Malliotakis offers 10 recommendations on Access-A-Ride program

Following a series of MTA Access-A-Ride (AAR) forums she hosted last year, Assemblymember Nicole Malliotakis held a conference at St. Nicholas Home on Friday, March 27, discussing 10 recommendations for how the service could be more convenient to its users.

The list was compiled after listening to the concerns and hardships AAR subscribers voiced during the various meetings.

“After the 63 complaints that my office received, we tried to help navigate on behalf of constituents and came up with a list of recommendations,” said Malliotakis. “It’s my hope that the MTA will truly consider these recommendations and implement as many of these as possible.”

Suggestions include taking quality of service into consideration when issuing contracts and reinstating a car service option for outer-borough trips with a trip limit per month to avoid abuse.

One of the two recommendations that Malliotakis found to be of utmost significance would be shifting more rides from paratransit vehicles to car service sedans to reduce costs and provide better service.

“This is one of the biggest things they can do to improve the Access-A-Ride service,” she stated. “When you have a paratransit vehicle, you’re stopping many times along the way to get to your destination because you’re picking up other passengers. With sedans, it’s door-to-door service so you’re not going to pick up passengers for the most part, unless it’s a nearby person, on the way to your destination.” Malliotakis contended that this would be more efficient and cost-efficient for the MTA.

The other suggestion that is vital to improving AAR, according to Malliotakis, is providing permanent certification to users whose conditions won’t improve over time.

“There’s a recertification every five years to be eligible for the program,” she said. “Thirty percent of users are 80 or older. So if we started with 80 or above, and I think it should be less, like 75, you shouldn’t have to go through the recertification anymore once you have a certain disability. Your condition is only going to deteriorate with age. It doesn’t make sense to make seniors go through all these hoops to get recertified.”

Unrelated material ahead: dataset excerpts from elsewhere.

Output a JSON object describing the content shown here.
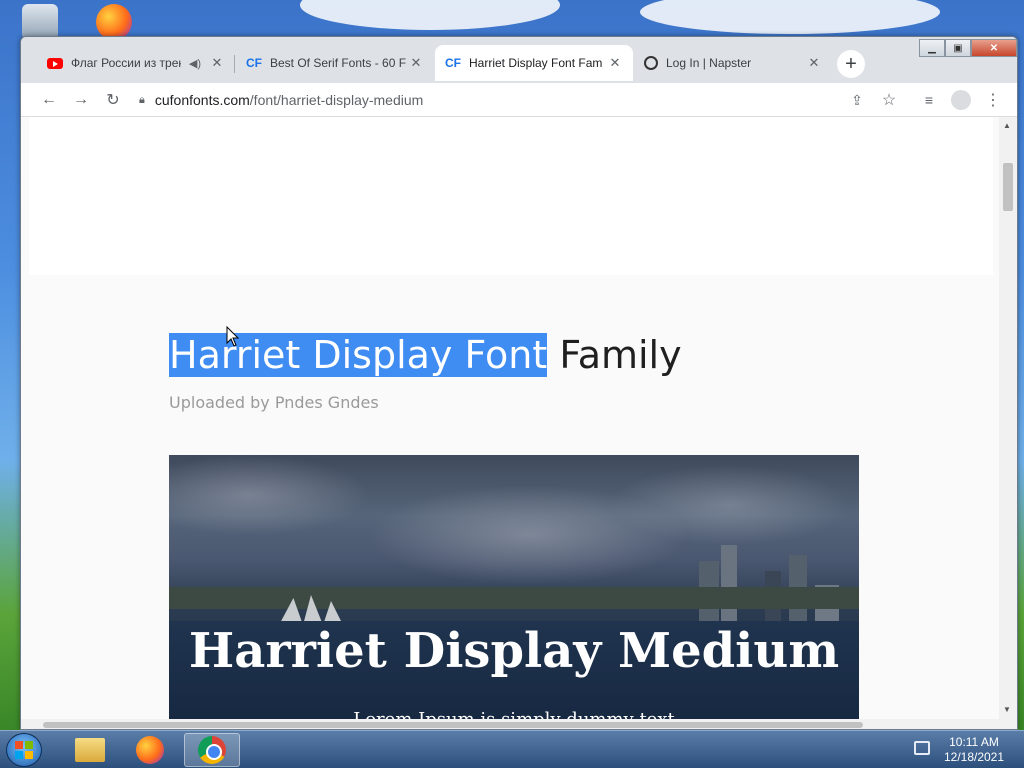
{
  "browser": {
    "tabs": [
      {
        "title": "Флаг России из трек",
        "favicon": "youtube-icon",
        "audio": true,
        "active": false
      },
      {
        "title": "Best Of Serif Fonts - 60 F",
        "favicon": "CF",
        "active": false
      },
      {
        "title": "Harriet Display Font Fam",
        "favicon": "CF",
        "active": true
      },
      {
        "title": "Log In | Napster",
        "favicon": "napster-icon",
        "active": false
      }
    ],
    "address": {
      "domain": "cufonfonts.com",
      "path": "/font/harriet-display-medium"
    },
    "colors": {
      "accent": "#1a73e8",
      "selection": "#3f8cf3"
    }
  },
  "page": {
    "title_selected": "Harriet Display Font",
    "title_rest": " Family",
    "uploader": "Uploaded by Pndes Gndes",
    "hero": {
      "title": "Harriet Display Medium",
      "subtitle": "Lorem Ipsum is simply dummy text"
    }
  },
  "taskbar": {
    "time": "10:11 AM",
    "date": "12/18/2021"
  }
}
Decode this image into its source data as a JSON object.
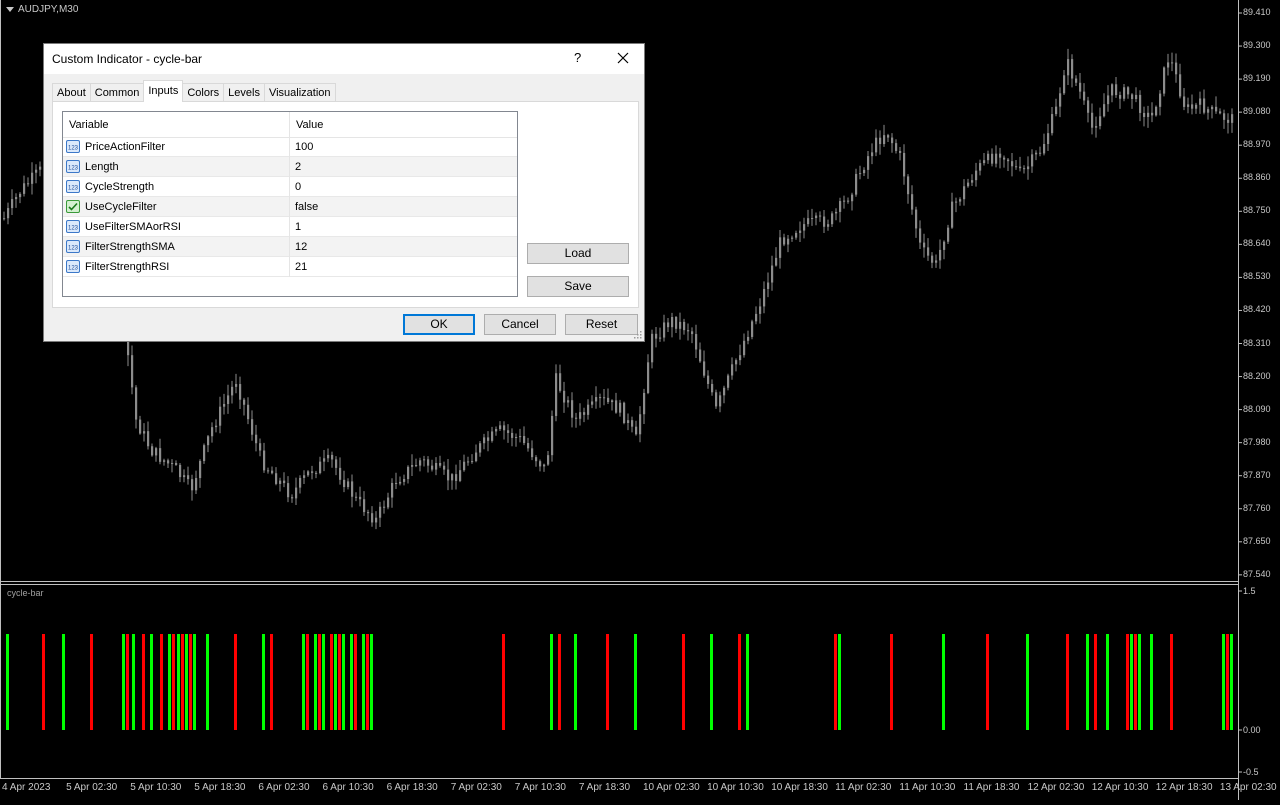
{
  "chart": {
    "title": "AUDJPY,M30",
    "indicator_title": "cycle-bar",
    "candle_color": "#8c8c8c",
    "bull_color": "#00ff00",
    "bear_color": "#ff0000",
    "price_labels": [
      "89.410",
      "89.300",
      "89.190",
      "89.080",
      "88.970",
      "88.860",
      "88.750",
      "88.640",
      "88.530",
      "88.420",
      "88.310",
      "88.200",
      "88.090",
      "87.980",
      "87.870",
      "87.760",
      "87.650",
      "87.540"
    ],
    "indicator_labels": [
      "1.5",
      "0.00",
      "-0.5"
    ],
    "time_labels": [
      "4 Apr 2023",
      "5 Apr 02:30",
      "5 Apr 10:30",
      "5 Apr 18:30",
      "6 Apr 02:30",
      "6 Apr 10:30",
      "6 Apr 18:30",
      "7 Apr 02:30",
      "7 Apr 10:30",
      "7 Apr 18:30",
      "10 Apr 02:30",
      "10 Apr 10:30",
      "10 Apr 18:30",
      "11 Apr 02:30",
      "11 Apr 10:30",
      "11 Apr 18:30",
      "12 Apr 02:30",
      "12 Apr 10:30",
      "12 Apr 18:30",
      "13 Apr 02:30"
    ]
  },
  "dialog": {
    "title": "Custom Indicator - cycle-bar",
    "help": "?",
    "tabs": [
      "About",
      "Common",
      "Inputs",
      "Colors",
      "Levels",
      "Visualization"
    ],
    "active_tab": "Inputs",
    "grid": {
      "col_variable": "Variable",
      "col_value": "Value",
      "rows": [
        {
          "variable": "PriceActionFilter",
          "value": "100",
          "icon": "numeric-icon"
        },
        {
          "variable": "Length",
          "value": "2",
          "icon": "numeric-icon"
        },
        {
          "variable": "CycleStrength",
          "value": "0",
          "icon": "numeric-icon"
        },
        {
          "variable": "UseCycleFilter",
          "value": "false",
          "icon": "boolean-icon"
        },
        {
          "variable": "UseFilterSMAorRSI",
          "value": "1",
          "icon": "numeric-icon"
        },
        {
          "variable": "FilterStrengthSMA",
          "value": "12",
          "icon": "numeric-icon"
        },
        {
          "variable": "FilterStrengthRSI",
          "value": "21",
          "icon": "numeric-icon"
        }
      ]
    },
    "load_label": "Load",
    "save_label": "Save",
    "ok_label": "OK",
    "cancel_label": "Cancel",
    "reset_label": "Reset"
  }
}
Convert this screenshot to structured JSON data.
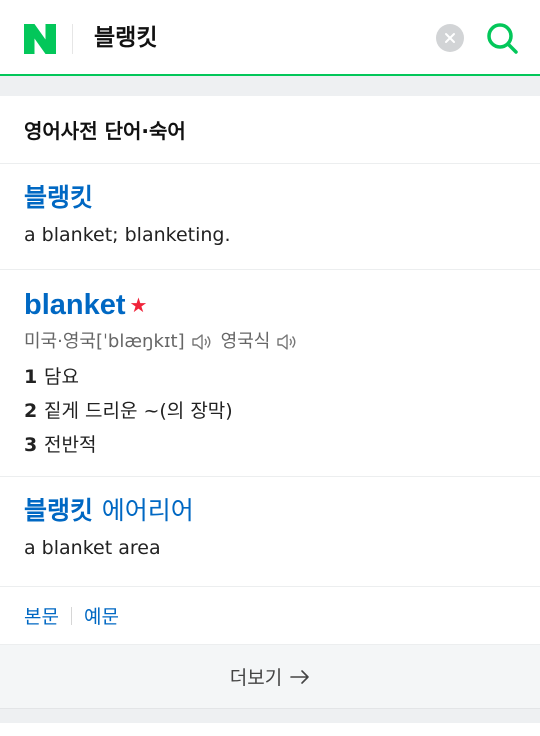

Other suggestions include requiring GPS devices in all vehicles, extending the five-minute wait AAR allows passengers before penalizing them, and adding an AAR representative to the MTA board.

According to the assemblymember, “Most of [the changes] can be easily done. I don’t see anything in here that is a real burden. None of them are going to cost them additional money.”

President of AARP Chapter 3630 Peter Killen said that such changes were long-overdue. “I have a friend who lives in Staten Island and uses Access-A-Ride to go to the VA Hospital in Brooklyn,” he recounted. “Once, the driver picked him up then drove somewhere else in Staten Island six miles away to get someone else and took a longer route to get to the hospital and back to his house.

“There’s something wrong there,” Killen said.

Malliotakis already has one member of the MTA board on board. “Assemblywoman Malliotakis and I constantly discuss ways to make our transportation system more reliable and cost efficient,” said MTA Board member Allen Cappelli in a statement. “I would urge the Paratransit officials to continue to work toward these goals by seriously considering the suggestions outlined in her report.”